July 7, 2008 - 7:02 PM

(CNS) - An article in a leading psychology journal reports that the presence of fathers in families raising children is "not essential," and that fathers "may be detrimental to the child and the mother."

The report in the current issue of The American Psychologist, a journal of the American Psychological Association (APA) - recently in hot water over an earlier report that concluded that child sexual abuse did not cause pervasive harm - takes aim at the notion that fathers and two-parent heterosexual marriages are necessary for the psychological health of children.

"[W]e do not believe that the data support the conclusion that fathers are essential to child well-being and that heterosexual marriage is the social context in which responsible fathering is most likely to occur," wrote Drs. Louise B. Silverstein and Carl F. Auerbach, both from Yeshiva University, in an article called "Deconstructing the Essential Father." The report appears in the June 1999 issue of the journal.

In fact, having a father present in a family situation may be detrimental to the child and the mother, said the authors, given what they called the male tendency to consume "resources in terms of gambling, purchasing alcohol, cigarettes, or other nonessential commodities," which "increase[s] women's workload and stress."

The authors "deconstruct" several notions about fatherhood and marriage that they label as "neoconservative," including the importance of male role models on boys, the civilizing effects of marriage on men, and unique paternal contributions to childrearing.

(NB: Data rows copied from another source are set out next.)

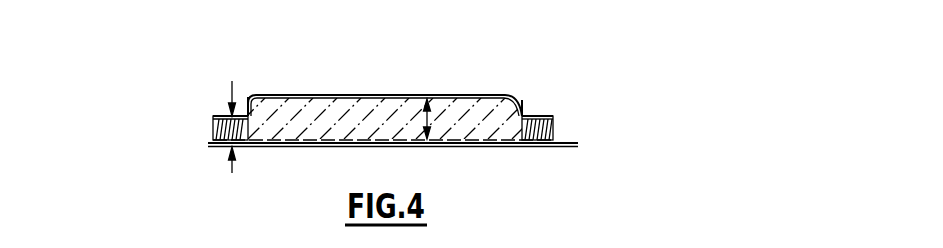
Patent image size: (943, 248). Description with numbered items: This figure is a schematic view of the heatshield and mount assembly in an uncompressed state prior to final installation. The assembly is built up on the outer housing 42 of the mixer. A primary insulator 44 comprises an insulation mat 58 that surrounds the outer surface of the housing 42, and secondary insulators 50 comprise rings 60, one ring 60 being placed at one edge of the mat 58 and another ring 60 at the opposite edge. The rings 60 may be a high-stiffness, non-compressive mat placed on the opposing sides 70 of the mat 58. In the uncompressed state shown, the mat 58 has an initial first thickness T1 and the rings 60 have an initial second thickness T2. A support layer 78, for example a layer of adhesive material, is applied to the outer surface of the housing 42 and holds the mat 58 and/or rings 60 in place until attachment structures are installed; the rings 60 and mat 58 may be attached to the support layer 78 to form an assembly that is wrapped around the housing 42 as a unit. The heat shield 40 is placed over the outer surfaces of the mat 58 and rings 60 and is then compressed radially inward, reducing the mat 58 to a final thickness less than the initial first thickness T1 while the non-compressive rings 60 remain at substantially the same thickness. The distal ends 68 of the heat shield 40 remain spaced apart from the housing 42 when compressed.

The heat shield 40 is at (450, 95).
The outer housing 42 is at (458, 147).
The primary insulator 44 is at (516, 88).
The secondary insulators 50 is at (194, 178).
The insulation mat 58 is at (318, 100).
The rings 60 is at (213, 128).
The distal ends 68 is at (220, 113).
The opposing sides 70 is at (247, 113).
The support layer 78 is at (206, 145).
The initial first thickness T1 is at (425, 100).
The initial second thickness T2 is at (228, 94).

Also, the authors concluded that "divorce does not irretrievably harm the majority of children," and that any harmful effects of divorces are related more to economic factors such as the loss of a father's income, rather than the absence of a father.

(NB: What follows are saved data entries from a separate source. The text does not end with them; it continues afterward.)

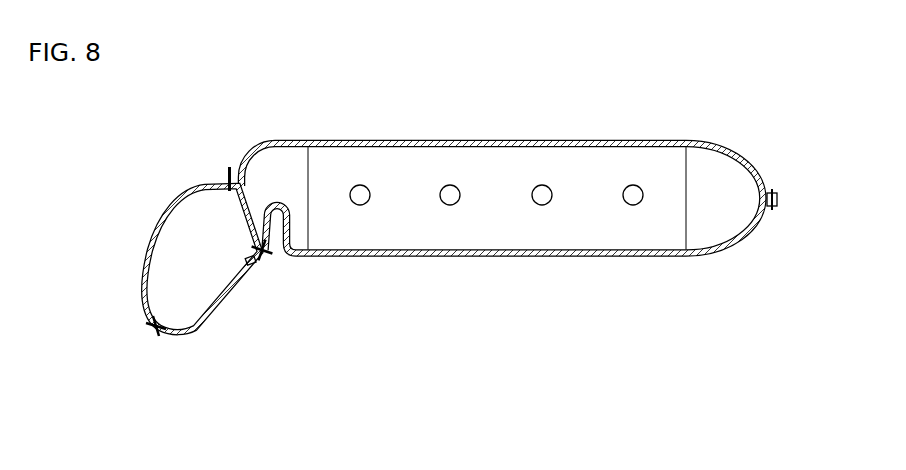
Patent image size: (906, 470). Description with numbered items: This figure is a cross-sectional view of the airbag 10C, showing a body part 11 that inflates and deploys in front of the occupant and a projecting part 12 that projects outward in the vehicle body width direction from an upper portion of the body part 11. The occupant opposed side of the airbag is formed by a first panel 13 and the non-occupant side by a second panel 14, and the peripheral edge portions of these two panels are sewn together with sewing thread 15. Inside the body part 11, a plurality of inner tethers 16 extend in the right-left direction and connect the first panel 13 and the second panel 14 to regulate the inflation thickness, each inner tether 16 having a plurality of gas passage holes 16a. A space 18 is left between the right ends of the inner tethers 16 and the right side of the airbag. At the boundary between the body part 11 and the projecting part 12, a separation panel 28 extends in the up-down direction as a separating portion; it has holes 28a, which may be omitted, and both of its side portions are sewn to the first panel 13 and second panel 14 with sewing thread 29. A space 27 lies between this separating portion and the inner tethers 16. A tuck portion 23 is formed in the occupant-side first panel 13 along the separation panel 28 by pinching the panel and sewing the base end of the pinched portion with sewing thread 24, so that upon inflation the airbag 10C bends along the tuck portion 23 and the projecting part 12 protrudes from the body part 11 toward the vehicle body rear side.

The airbag 10C is at (402, 126).
The body part 11 is at (478, 270).
The projecting part 12 is at (240, 313).
The first panel 13 is at (593, 259).
The second panel 14 is at (603, 140).
The sewing thread 15 is at (773, 212).
The inner tethers 16 is at (487, 170).
The gas passage holes 16a is at (441, 190).
The space 18 is at (722, 188).
The tuck portion 23 is at (274, 208).
The sewing thread 24 is at (292, 243).
The space 27 is at (283, 162).
The separation panel 28 is at (251, 233).
The holes 28a is at (246, 212).
The sewing thread 29 is at (230, 168).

The idea that a male role model is important in raising boys is also contested in the report, and the assumption that single mothers have a difficult time raising boys alone is attributed to "the larger cultural context of male dominance and negative attitudes toward women. . . . Within patriarchal culture, boys know that when they become adult men, they will be dominant to every woman, including their mother," according to the article.

The authors also questioned what they called the "privileging" of heterosexual marriage, saying that "one, none, or both" of the adults that have a "consistent relationship" with a child could be male or female, related or not, without significant psychological harm.

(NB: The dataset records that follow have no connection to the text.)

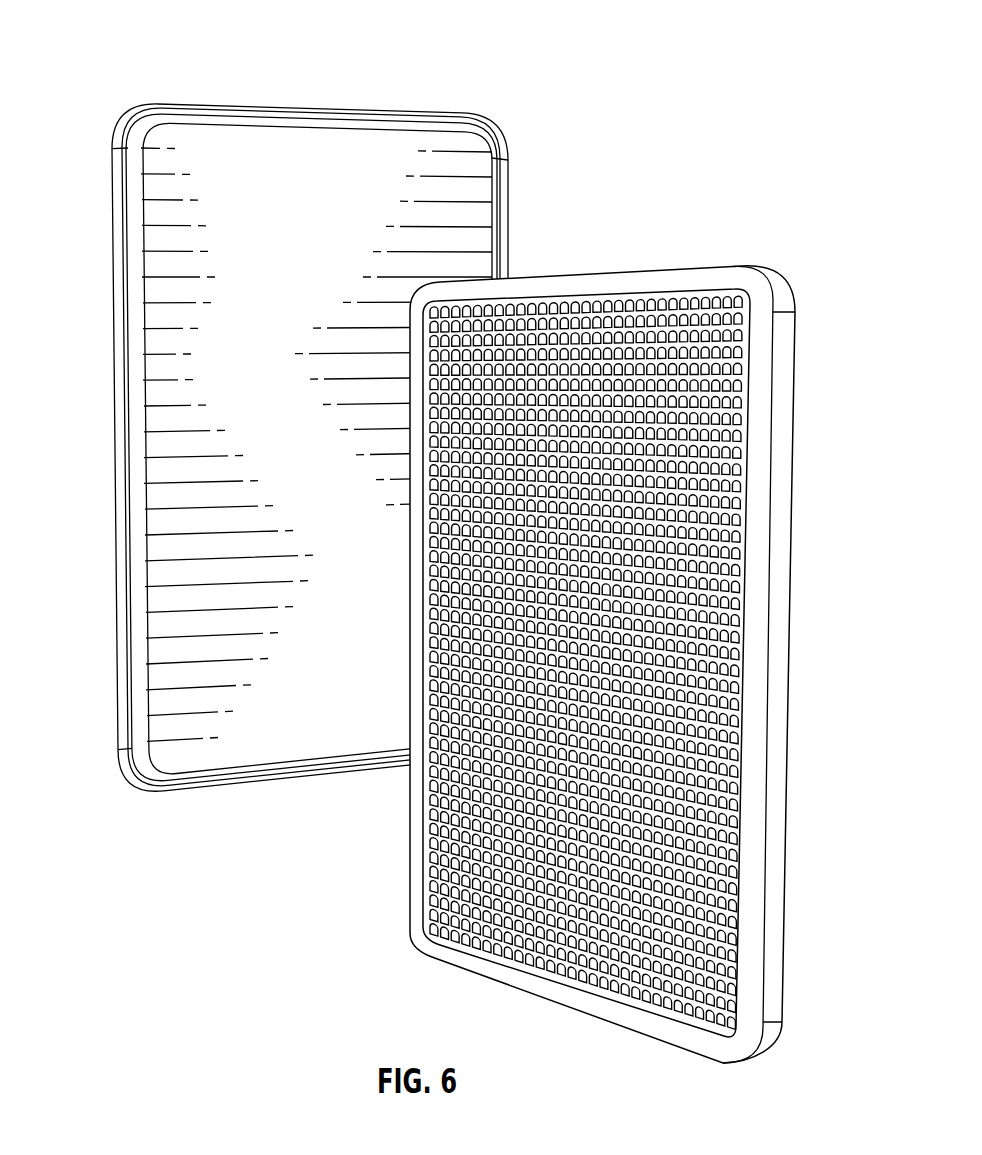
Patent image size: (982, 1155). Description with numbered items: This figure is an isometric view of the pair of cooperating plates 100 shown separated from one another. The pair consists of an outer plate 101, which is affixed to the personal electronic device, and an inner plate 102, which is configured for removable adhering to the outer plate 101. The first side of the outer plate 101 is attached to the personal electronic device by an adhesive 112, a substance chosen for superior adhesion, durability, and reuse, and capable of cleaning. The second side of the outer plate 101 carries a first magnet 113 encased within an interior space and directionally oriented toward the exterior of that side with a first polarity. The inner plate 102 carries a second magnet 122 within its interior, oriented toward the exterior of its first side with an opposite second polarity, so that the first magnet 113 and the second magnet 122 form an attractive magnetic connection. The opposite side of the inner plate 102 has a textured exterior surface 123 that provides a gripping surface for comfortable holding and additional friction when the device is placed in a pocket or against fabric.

The pair of cooperating plates 100 is at (461, 536).
The outer plate 101 is at (92, 40).
The inner plate 102 is at (659, 639).
The adhesive 112 is at (200, 789).
The first magnet 113 is at (418, 168).
The second magnet 122 is at (786, 982).
The textured exterior surface 123 is at (640, 560).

"Our goal," the authors concluded, "is to create an ideology that defines the father-child bond as independent of the father-mother relationship."

To achieve the goal of eradicating social customs whereby "fathering is inextricably intertwined with marriage," the authors recommended a "comprehensive family policy that provides paid parental leave, governmentally-financed day care, and economic subsidies for all families with children," including single-parent families and families headed by homosexual parents, as well as de-emphasizing the "sacred status of the mother-child dyad."

Silverstein is a past president of the APA's division of family psychology, and chair of the APA's Feminist Family Therapy Task Force. Auerbach heads Yeshiva University's Robert M. Beren Center for Psychological Intervention.